Zaidi, Saniya – Towards Multimodal Emotion Recognition: Insights from ECG, GSR, and Eye Tracking Signals (Supervisor: Naimul Khan)

Tracking physiological and behavioral signals provides insights into human emotions. This study aimed to predict emotional states using deep learning on Electrocardiogram (ECG), Galvanic Skin Response (GSR), and Eye Tracking data. Conducted on VREED and MAHNOB datasets, both using VR environments, signals were combined (e.g., ECG with GSR) and saved as images, then analyzed using a ResNet-34 model. Results showed VREED achieved up to 70% accuracy, driven mainly by Eye Tracking, while MAHNOB reached a peak of 42%, with GSR as the most impactful signal. All experiments were subject-independent to prevent data leakage. Findings emphasize the varying effectiveness of each signal in emotion recognition, guiding future research in this area.

2023

de Guzman, Patrick – Transformer Models for Automated Bug Training and Duplicate Bug Detection (Supervisor: Mucahit Cevik; Co-supervisor: Ayse Basar Bener)

In the software engineering field, developer teams must handle bug reports of varying sources and formats to maintain and optimize software applications as issues arise. A team’s workflow for handling bugs involves multiple stages to review, assess, assign, and resolve bugs. In teams for large-scale applications, streamlining such processes is vital for efficient operations as they are exposed to greater volumes and varieties of bug reports. This thesis focuses on bug triaging and duplicate bug detection as preliminary processing options for the automated bucketing and assignment of bugs. In the bug triaging task, Transformer-based models are found to outperform in mean Rank-5, Rank-10, and Mean Reciprocal Rank across several open-source datasets for various software projects. In the duplicate bug detection task, similarity learning is employed and Transformer-based siamese models with domain adaptation are shown to improve similarity learning capabilities with improvements in mean Area under the Curve, Recall-rate @ k, and Mean Reciprocal Rank performance.

Helmeczi, Robert Kraig – Few-Shot Learning for Text Classification and Its Applications in Essay Scoring and Software Engineering (Supervisor: Mucahit Cevik)

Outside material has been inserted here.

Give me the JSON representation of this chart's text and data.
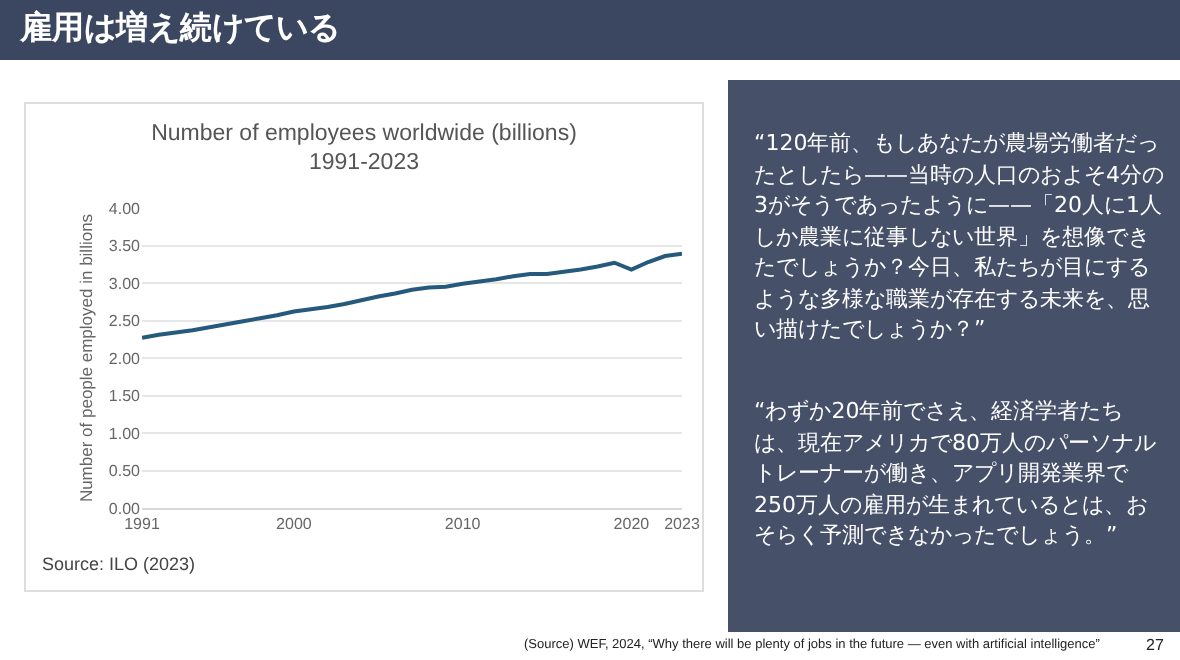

Few-shot learning—the ability to train models with access to limited data—has become increasingly popular in the natural language processing (NLP) domain, as large language models such as GPT and T0 have been empirically shown to achieve high performance in numerous tasks with access to just a handful of labeled examples. Smaller language models such as BERT and its variants have also been shown to achieve strong performance with just a handful of labeled examples when combined with few-shot learning algorithms like pattern-exploiting training (PET) and SetFit. The focus of this thesis is to investigate the performance of alternative few-shot learning approaches with BERT-based models. Specifically, vanilla fine-tuning, PET and SetFit are compared for numerous BERT-based checkpoints over an array of training set sizes. To facilitate this investigation, applications of few-shot learning are considered in automatic essay scoring—the task automatically grading written assessments—as well as in software engineering. For each task, high-performance techniques and their associated model checkpoints are identified through detailed empirical analysis. Our results establish PET as a strong few-shot learning approach, and our analysis show that with just a few hundred labeled examples it can achieve performance near that of fine-tuning on full-sized data sets.